Deploy new Server(s), patch, install Exchange, Setup DAGs, migrate everyone mailbox, swing load balancer over to new servers, uninstall Exchange from old, remove old from Active Directory, delete servers.
BTW, Upgrades now suck because Office365 uses method above so upgrade system never gets good Q&A from them.
Same feeling here re: migrations being easy if the Customer isn't a cheapass.
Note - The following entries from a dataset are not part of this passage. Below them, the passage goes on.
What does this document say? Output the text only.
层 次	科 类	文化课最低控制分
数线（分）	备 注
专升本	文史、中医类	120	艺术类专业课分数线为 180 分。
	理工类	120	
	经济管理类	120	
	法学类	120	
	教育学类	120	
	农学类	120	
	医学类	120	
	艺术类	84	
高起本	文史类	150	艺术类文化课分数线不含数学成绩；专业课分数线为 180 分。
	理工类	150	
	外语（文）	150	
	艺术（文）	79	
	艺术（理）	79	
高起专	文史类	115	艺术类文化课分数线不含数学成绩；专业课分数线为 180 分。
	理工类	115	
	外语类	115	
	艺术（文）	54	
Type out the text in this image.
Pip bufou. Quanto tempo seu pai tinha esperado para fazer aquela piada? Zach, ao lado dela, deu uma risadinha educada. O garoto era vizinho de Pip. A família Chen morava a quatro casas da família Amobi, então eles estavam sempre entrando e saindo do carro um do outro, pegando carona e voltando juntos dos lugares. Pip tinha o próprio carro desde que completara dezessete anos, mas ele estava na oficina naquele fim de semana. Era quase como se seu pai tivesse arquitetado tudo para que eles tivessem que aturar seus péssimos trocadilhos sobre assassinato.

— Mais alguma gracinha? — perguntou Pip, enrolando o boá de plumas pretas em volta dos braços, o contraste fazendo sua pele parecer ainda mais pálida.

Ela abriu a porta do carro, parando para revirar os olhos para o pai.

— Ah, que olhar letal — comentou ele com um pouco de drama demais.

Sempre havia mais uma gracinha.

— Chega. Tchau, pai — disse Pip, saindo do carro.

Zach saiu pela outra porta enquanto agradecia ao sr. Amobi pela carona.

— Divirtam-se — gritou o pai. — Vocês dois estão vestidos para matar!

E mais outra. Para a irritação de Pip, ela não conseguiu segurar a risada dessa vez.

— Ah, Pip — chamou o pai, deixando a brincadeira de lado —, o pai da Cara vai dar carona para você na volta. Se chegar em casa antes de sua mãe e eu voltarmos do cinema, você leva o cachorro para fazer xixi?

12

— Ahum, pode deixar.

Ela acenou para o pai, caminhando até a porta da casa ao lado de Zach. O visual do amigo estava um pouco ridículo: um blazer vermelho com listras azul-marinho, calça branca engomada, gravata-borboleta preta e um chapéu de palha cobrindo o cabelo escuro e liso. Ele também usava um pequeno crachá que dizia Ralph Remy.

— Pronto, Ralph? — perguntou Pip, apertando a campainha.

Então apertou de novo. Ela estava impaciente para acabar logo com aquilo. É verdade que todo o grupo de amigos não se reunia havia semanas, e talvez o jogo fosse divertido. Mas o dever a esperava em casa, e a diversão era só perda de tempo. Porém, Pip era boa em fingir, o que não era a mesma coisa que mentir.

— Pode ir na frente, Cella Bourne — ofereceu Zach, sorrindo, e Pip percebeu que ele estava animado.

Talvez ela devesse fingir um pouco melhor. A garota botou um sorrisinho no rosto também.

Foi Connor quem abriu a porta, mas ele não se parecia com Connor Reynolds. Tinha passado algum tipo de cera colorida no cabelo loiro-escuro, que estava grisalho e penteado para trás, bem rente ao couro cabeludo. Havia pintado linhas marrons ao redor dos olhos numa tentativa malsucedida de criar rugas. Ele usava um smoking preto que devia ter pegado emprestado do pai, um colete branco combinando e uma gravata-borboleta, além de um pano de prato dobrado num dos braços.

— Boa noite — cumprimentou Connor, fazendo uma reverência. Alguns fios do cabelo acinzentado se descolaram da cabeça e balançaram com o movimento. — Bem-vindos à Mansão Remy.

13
Small business Customers who had the competing requirements of spending as little money as possible and having as much uptime as possible were the stressor.
What you describe sounds more like a MS "Modern Workplace" / IT support in a corporate environment.
Are we arguing that corporate workers arent "real sysadmins"?
HN culture as a whole doesnt really recognize the validity of business that buy software vs build software.
Pretty sure they mean “general IT support isn’t sysadmin work.”
i.e., Hell
Saying "keys which are 8 years old" implies you're worried about the keys themselves, which is just wrong. (Their security state depends on monitoring)9. Get management to give you the authority to force users to rotate their AWS access keys which are 8 years old.You can definitely make a strong argument that the organization needs practice rotating, so I would advise reframing it as an org-survivability-planning challenge and not a key-security issue.
I’d be super interested to see solutions to each, just to learn from.
You can deploy tooling (e.g. BeyondTrust / CyberArk for 1&2), but ultimately there's a conversation and a migration plan to be done for each.
A lot of these problems seem pretty solveable, if you're the admin of the machine (or cloud system) and the user isn't.
If you don't want a user to log in as root, disable the root password (or change it to something only you know) and disable root ssh. If you want people to stop sharing the same login and password across all servers, there's several ways to do it but the most straightforward one seems like it would be to enforce the use of a hardware key (yubikey or similar) for login. If people aren't using configuration management software and are leaving machines in an inconsistent state, again there are several options but I'd look into this NixOS project: https://github.com/nix-community/impermanence + some policy of rebooting the machines regularly.
If you don't like how users are making use of AWS resources and secrets, then set up AWS permissions to force them to do so the correct way. In general if someone is using a system in a bad or insecure way, then after alerting them with some lead time, deliberately break their workflow and force them to come to you in order to make progress. If the thing you suggest is actually the correct course of action for your organization, then it will be worthwhile.
None of them are technically hard. All of them are bureaucracy-hard.
If you just do any of this list without the proper migration plan/time, someone senior in the org will complain and you will lose.
> If you just do any of this […], some senior in the org will complain and you will lose.
More accurate statement imo.
It’s not as easy as “I can technically change this”. If you think it is, you don’t understand the job of a sysadmin.
Best practice is to use IP-restricted keys.